For the past few decades, our cities have grown exponentially, with more and more people relocating to the busy part of town, and then there’s the many thousands who live in the suburbs and commute to work on a daily basis. This has put tremendous strain on our traffic control systems, yet thanks to new and innovative use of digital technology, we can now provide surveillance and vehicle monitoring on a scale that was unheard of a few years ago.
Intelligent Transport Systems (ITS)
This is where the future lies, and while we are making great progress with vehicle development, it is the ITS solutions that will really make a difference. These portable systems can be embedded into traffic lights, vehicle sensor points and can even communicate with passing vehicles, which will allow motorists to be aware of congested areas before they reach them and take evasive action. Smart traffic review data shows that these systems greatly reduce traffic congestion and more and more cities are turning to ITS solutions, as the results are clear to see.
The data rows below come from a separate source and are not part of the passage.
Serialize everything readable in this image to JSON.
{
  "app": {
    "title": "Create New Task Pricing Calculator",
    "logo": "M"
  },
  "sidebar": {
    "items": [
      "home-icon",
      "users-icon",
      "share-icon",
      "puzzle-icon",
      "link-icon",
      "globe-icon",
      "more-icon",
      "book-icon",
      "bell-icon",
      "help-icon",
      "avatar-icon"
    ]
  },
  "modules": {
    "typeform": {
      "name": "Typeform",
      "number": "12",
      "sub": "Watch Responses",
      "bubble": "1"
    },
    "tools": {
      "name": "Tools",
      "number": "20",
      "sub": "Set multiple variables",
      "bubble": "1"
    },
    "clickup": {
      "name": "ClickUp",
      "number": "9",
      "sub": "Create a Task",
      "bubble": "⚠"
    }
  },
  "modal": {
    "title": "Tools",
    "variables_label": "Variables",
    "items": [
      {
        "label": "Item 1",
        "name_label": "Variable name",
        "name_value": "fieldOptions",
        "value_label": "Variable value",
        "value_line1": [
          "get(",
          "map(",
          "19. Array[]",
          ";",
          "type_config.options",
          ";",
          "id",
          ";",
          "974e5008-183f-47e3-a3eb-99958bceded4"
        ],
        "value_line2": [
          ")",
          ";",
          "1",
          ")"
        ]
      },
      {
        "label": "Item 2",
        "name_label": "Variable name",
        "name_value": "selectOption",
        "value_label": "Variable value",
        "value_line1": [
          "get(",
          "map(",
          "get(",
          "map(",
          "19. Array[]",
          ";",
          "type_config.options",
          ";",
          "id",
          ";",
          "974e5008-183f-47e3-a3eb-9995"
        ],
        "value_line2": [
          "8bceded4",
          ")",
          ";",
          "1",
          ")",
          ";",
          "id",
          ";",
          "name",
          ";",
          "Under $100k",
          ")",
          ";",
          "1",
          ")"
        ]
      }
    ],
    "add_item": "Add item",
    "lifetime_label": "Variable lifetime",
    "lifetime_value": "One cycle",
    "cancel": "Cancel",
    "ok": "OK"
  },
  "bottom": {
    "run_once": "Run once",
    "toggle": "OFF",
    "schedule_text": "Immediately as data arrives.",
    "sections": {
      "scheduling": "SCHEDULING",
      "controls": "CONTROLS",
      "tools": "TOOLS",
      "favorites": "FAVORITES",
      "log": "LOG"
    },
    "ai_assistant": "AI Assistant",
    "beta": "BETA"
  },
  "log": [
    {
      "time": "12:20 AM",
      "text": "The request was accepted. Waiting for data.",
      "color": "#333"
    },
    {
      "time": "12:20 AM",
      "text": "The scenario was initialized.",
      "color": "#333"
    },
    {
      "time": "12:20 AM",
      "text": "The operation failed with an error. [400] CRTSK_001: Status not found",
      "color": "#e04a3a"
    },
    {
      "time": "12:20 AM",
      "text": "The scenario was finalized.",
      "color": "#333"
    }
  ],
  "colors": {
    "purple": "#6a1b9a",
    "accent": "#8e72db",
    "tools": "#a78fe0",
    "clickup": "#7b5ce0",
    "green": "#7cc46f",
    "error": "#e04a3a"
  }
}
Car parks can also take advantage of ITS and if they are all on the digital communication grid, drivers will be aware of the parking facilities that are not full and this will certainly help to keep traffic congestion down to a minimum. Digital connectivity allows many ITS set ups to talk to each other and this is the ideal solution for complex city grids, and with automated parking facilities and online parking availability, urban drivers will be in a much better position to make the right decisions before they set off on their journey.
The overall objective of traffic optimisation is to minimise the time that vehicles have to stop at traffic lights, and with digital connectivity, large networks can be integrated into a single system that constantly updates, changing with the volume of traffic. Research and development is, of course, ongoing and the signs are very positive, and with mass transit systems also improving, this should significantly reduce the number of vehicles on our city roads.
Pedestrian crossings can really cause traffic congestion, yet modern solutions can significantly reduce the amount of time (if at all) that vehicles need to stop to allow pedestrians to cross the road. Seamless connectivity with other systems also helps and people sensors will tell the crossing control that someone wishes to cross, which eliminates the need for pressing a button.
It isn’t only the traffic management systems that are going to help reduce urban traffic congestion, the next generation of vehicles will be much better equipped and will be able to connect with the various traffic management systems automatically, as soon as they enter the area.
Like every other aspect of modern life, road traffic management is greatly aided by digital technology and one day, traffic jams could well be a thing of the past in every city worldwide.